Four States Vote Today on Higher Minimum Wage Rates

Arizona, Colorado, Maine and Washington are all considering ballot initiatives.

November 08, 2016

MCLEAN, Va. – Registered voters in Arizona, Colorado, Maine and Washington are voting today on ballot initiatives that seek to raise their respective state minimum wage rates, reports USA Today.

Four states on Tuesday will consider ballot initiatives to raise the minimum wage, threatening to widen the disparity between the growing number of jurisdictions that have lifted their pay floors and the rest of the country.

The news source says that Arizona, Colorado and Maine are seeking an increase in their minimum wage rates to $12 an hour by 2020; while in Washington, the rate would go from $9.47 to $13.50 an hour over the next four years.

USA Today writes: “A sweep would widen the gap between the 29 states—with 60% of the U.S. workforce—that now have base wages higher than the federal government’s $7.25 an hour, and the 21 states that remain at the U.S. minimum, according to the National Employment Law Project (NELP), a worker advocacy group.”

At least 20 states and dozens of cities and counties have approved gradual minimum wage increases in the past few years, while efforts to increase the federal minimum wage rate have been blocked in Congress.

“This is about states taking matters into their own hands,” Judy Conti, federal advocacy coordinator for the NELP Action Fund, told the news source.
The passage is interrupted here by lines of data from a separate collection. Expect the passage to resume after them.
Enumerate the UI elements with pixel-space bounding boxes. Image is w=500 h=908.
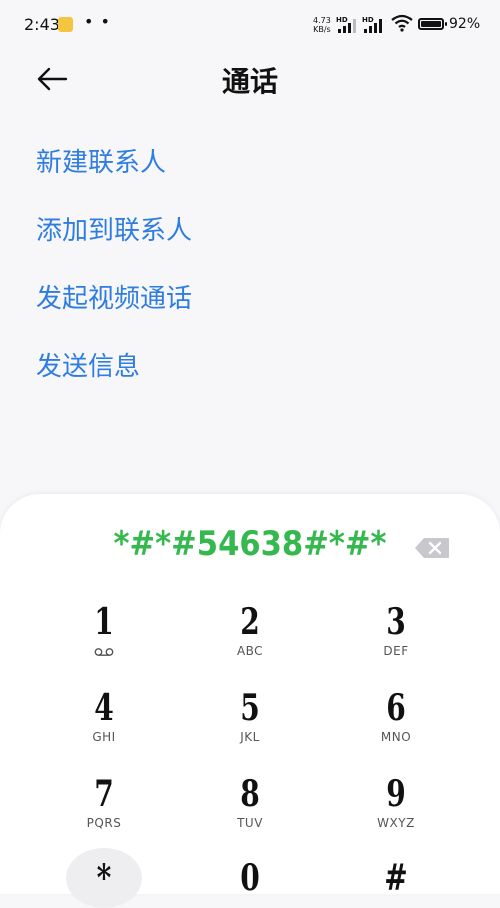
key-digit: # (384, 857, 408, 899)
key-digit: 0 (240, 857, 260, 899)
key-0[interactable]: 0 (200, 858, 300, 898)
signal-icon (338, 19, 356, 33)
key-digit: 1 (94, 601, 114, 643)
key-letters: GHI (92, 730, 116, 744)
call-options-list: 新建联系人 添加到联系人 发起视频通话 发送信息 (36, 140, 192, 412)
key-letters: MNO (380, 730, 412, 744)
more-notifications-icon: • • (84, 12, 111, 31)
key-4[interactable]: 4 GHI (54, 688, 154, 744)
key-digit: 5 (240, 687, 260, 729)
key-1[interactable]: 1 (54, 602, 154, 661)
add-to-contact-option[interactable]: 添加到联系人 (36, 208, 192, 276)
key-letters: TUV (237, 816, 263, 830)
new-contact-option[interactable]: 新建联系人 (36, 140, 192, 208)
key-star[interactable]: * (54, 858, 154, 898)
notification-icon (58, 17, 73, 32)
key-3[interactable]: 3 DEF (346, 602, 446, 658)
key-digit: 3 (386, 601, 406, 643)
key-hash[interactable]: # (346, 858, 446, 898)
network-speed-unit: KB/s (313, 25, 331, 34)
battery-percent: 92% (449, 16, 481, 32)
key-digit: * (96, 857, 112, 899)
page-title: 通话 (221, 65, 278, 98)
status-bar: 2:43 • • 4.73 KB/s HD HD 92% (0, 0, 500, 48)
key-digit: 8 (240, 773, 260, 815)
network-speed: 4.73 KB/s (313, 16, 331, 34)
signal-icon-2 (364, 19, 382, 33)
key-letters: DEF (383, 644, 409, 658)
key-2[interactable]: 2 ABC (200, 602, 300, 658)
network-speed-value: 4.73 (313, 16, 331, 25)
key-letters: ABC (236, 644, 264, 658)
key-letters: JKL (240, 730, 260, 744)
backspace-icon[interactable] (414, 537, 450, 559)
key-9[interactable]: 9 WXYZ (346, 774, 446, 830)
battery-icon (418, 18, 447, 30)
key-digit: 9 (386, 773, 406, 815)
key-letters: WXYZ (377, 816, 415, 830)
key-digit: 6 (386, 687, 406, 729)
key-7[interactable]: 7 PQRS (54, 774, 154, 830)
key-8[interactable]: 8 TUV (200, 774, 300, 830)
status-time: 2:43 (24, 15, 60, 34)
video-call-option[interactable]: 发起视频通话 (36, 276, 192, 344)
key-digit: 7 (94, 773, 114, 815)
key-digit: 2 (240, 601, 260, 643)
wifi-icon (391, 14, 413, 32)
key-letters: PQRS (86, 816, 122, 830)
key-5[interactable]: 5 JKL (200, 688, 300, 744)
send-message-option[interactable]: 发送信息 (36, 344, 192, 412)
key-digit: 4 (94, 687, 114, 729)
key-6[interactable]: 6 MNO (346, 688, 446, 744)
voicemail-icon (94, 648, 114, 656)
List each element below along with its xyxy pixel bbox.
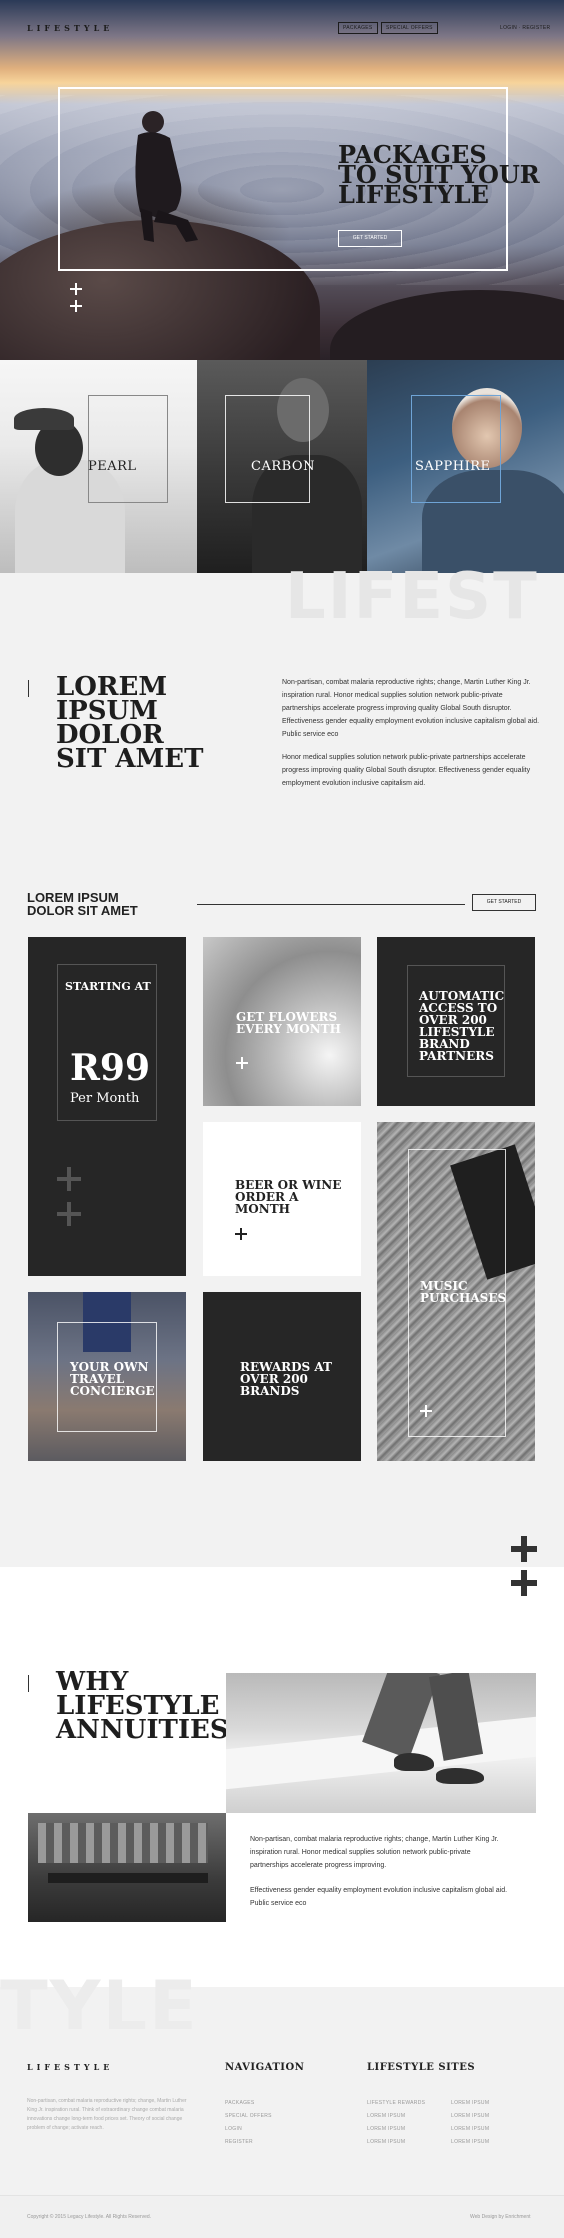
package-frame	[225, 395, 310, 503]
starting-at-label: STARTING AT	[65, 980, 151, 993]
plus-icon	[511, 1536, 537, 1562]
footer-description: Non-partisan, combat malaria reproductiv…	[27, 2098, 187, 2131]
travel-concierge-tile[interactable]: YOUR OWN TRAVEL CONCIERGE	[28, 1292, 186, 1461]
grid-get-started-button[interactable]: GET STARTED	[472, 894, 536, 911]
intro-title-line: SIT AMET	[56, 744, 204, 774]
music-title: MUSIC PURCHASES	[420, 1280, 506, 1304]
background-word: TYLE	[0, 1972, 199, 2029]
footer-site-link[interactable]: LOREM IPSUM	[367, 2126, 405, 2132]
music-title-line: PURCHASES	[420, 1291, 507, 1305]
brand-partners-tile[interactable]: AUTOMATIC ACCESS TO OVER 200 LIFESTYLE B…	[377, 937, 535, 1106]
beer-wine-tile[interactable]: BEER OR WINE ORDER A MONTH	[203, 1122, 361, 1276]
divider-line	[197, 904, 465, 905]
footer-nav-link[interactable]: REGISTER	[225, 2139, 253, 2145]
package-frame	[411, 395, 501, 503]
hero-title: PACKAGES TO SUIT YOUR LIFESTYLE	[338, 143, 540, 207]
why-title-line: ANNUITIES	[56, 1715, 229, 1745]
package-label: SAPPHIRE	[415, 459, 491, 474]
price-period: Per Month	[70, 1091, 140, 1106]
plus-icon	[236, 1057, 248, 1069]
shoe-image	[436, 1768, 484, 1784]
walking-feet-image	[226, 1673, 536, 1813]
price-value: R99	[70, 1047, 151, 1089]
site-logo[interactable]: LIFESTYLE	[27, 23, 113, 33]
footer-nav-link[interactable]: SPECIAL OFFERS	[225, 2113, 272, 2119]
nav-login-register-link[interactable]: LOGIN · REGISTER	[500, 25, 550, 31]
shelves-image	[38, 1823, 208, 1863]
footer-nav-link[interactable]: LOGIN	[225, 2126, 242, 2132]
music-tile[interactable]: MUSIC PURCHASES	[377, 1122, 535, 1461]
footer-sites-heading: LIFESTYLE SITES	[367, 2062, 476, 2073]
footer-site-link[interactable]: LOREM IPSUM	[451, 2100, 489, 2106]
plus-icon	[70, 300, 82, 312]
plus-icon	[420, 1405, 432, 1417]
grid-title-line: DOLOR SIT AMET	[27, 903, 138, 918]
background-word: LIFEST	[285, 560, 539, 634]
hero-get-started-button[interactable]: GET STARTED	[338, 230, 402, 247]
brand-partners-title: AUTOMATIC ACCESS TO OVER 200 LIFESTYLE B…	[419, 990, 504, 1062]
table-image	[48, 1873, 208, 1883]
package-label: CARBON	[251, 459, 315, 474]
footer-site-link[interactable]: LOREM IPSUM	[451, 2113, 489, 2119]
flowers-title-line: EVERY MONTH	[236, 1022, 341, 1036]
grid-section-title: LOREM IPSUM DOLOR SIT AMET	[27, 891, 138, 917]
footer-site-link[interactable]: LIFESTYLE REWARDS	[367, 2100, 425, 2106]
travel-title: YOUR OWN TRAVEL CONCIERGE	[70, 1361, 155, 1397]
plus-icon	[57, 1167, 81, 1191]
footer-site-link[interactable]: LOREM IPSUM	[451, 2126, 489, 2132]
footer-navigation-heading: NAVIGATION	[225, 2062, 305, 2073]
shoe-image	[394, 1753, 434, 1771]
flowers-title: GET FLOWERS EVERY MONTH	[236, 1011, 341, 1035]
rewards-title: REWARDS AT OVER 200 BRANDS	[240, 1361, 332, 1397]
footer-site-link[interactable]: LOREM IPSUM	[367, 2139, 405, 2145]
footer-nav-link[interactable]: PACKAGES	[225, 2100, 255, 2106]
travel-title-line: CONCIERGE	[70, 1384, 155, 1398]
plus-icon	[70, 283, 82, 295]
copyright-text: Copyright © 2015 Legacy Lifestyle. All R…	[27, 2214, 152, 2220]
rock-image-right	[330, 290, 564, 360]
why-title: WHY LIFESTYLE ANNUITIES	[56, 1669, 229, 1745]
design-credit-link[interactable]: Web Design by Enrichment	[470, 2214, 531, 2220]
footer-site-link[interactable]: LOREM IPSUM	[451, 2139, 489, 2145]
nav-special-offers-button[interactable]: SPECIAL OFFERS	[381, 22, 438, 34]
why-paragraph: Non-partisan, combat malaria reproductiv…	[250, 1836, 499, 1869]
cap-image	[14, 408, 74, 430]
footer-logo[interactable]: LIFESTYLE	[27, 2062, 113, 2072]
rewards-tile[interactable]: REWARDS AT OVER 200 BRANDS	[203, 1292, 361, 1461]
plus-icon	[511, 1570, 537, 1596]
restaurant-image	[28, 1813, 226, 1922]
plus-icon	[57, 1202, 81, 1226]
intro-title: LOREM IPSUM DOLOR SIT AMET	[56, 674, 204, 774]
brand-partners-line: PARTNERS	[419, 1049, 494, 1063]
package-pearl-card[interactable]: PEARL	[0, 360, 197, 573]
package-label: PEARL	[88, 459, 137, 474]
beer-wine-title: BEER OR WINE ORDER A MONTH	[235, 1179, 341, 1215]
section-marker	[28, 1675, 29, 1692]
why-paragraph: Effectiveness gender equality employment…	[250, 1887, 508, 1907]
price-tile[interactable]: STARTING AT R99 Per Month	[28, 937, 186, 1276]
footer-site-link[interactable]: LOREM IPSUM	[367, 2113, 405, 2119]
flowers-tile[interactable]: GET FLOWERS EVERY MONTH	[203, 937, 361, 1106]
beer-wine-line: MONTH	[235, 1202, 290, 1216]
plus-icon	[235, 1228, 247, 1240]
rewards-title-line: BRANDS	[240, 1384, 300, 1398]
intro-paragraph: Honor medical supplies solution network …	[282, 754, 531, 787]
package-carbon-card[interactable]: CARBON	[197, 360, 367, 573]
intro-paragraph: Non-partisan, combat malaria reproductiv…	[282, 679, 540, 738]
section-marker	[28, 680, 29, 697]
nav-packages-button[interactable]: PACKAGES	[338, 22, 378, 34]
package-sapphire-card[interactable]: SAPPHIRE	[367, 360, 564, 573]
package-frame	[88, 395, 168, 503]
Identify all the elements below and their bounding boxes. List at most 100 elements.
NELP says that about two million workers in the four states with ballot initiatives today would be affected by an increase in wages.

In an interview, U.S. Labor Secretary Thomas Perez says the “increasing divergence” among state minimum wages is intensifying the wage debate. “You shouldn’t have to win the geographic lottery to get access to a [higher] minimum wage,” he said.

Meanwhile, Michael Saltsman, research director for the Employment Policies Institute, suggests that higher minimum wages have prodded retailers and restaurants to reduce head count, and hire older and more experienced workers, which reduces opportunities for younger, less-skilled workers to enter the workforce. “You’re going to make it that much more difficult for people to find jobs at the bottom end of the career ladder,” he told the news source.

Earlier this year, California and New York approved minimum wage increases to $15 an hour by 2022, joining Seattle and San Francisco.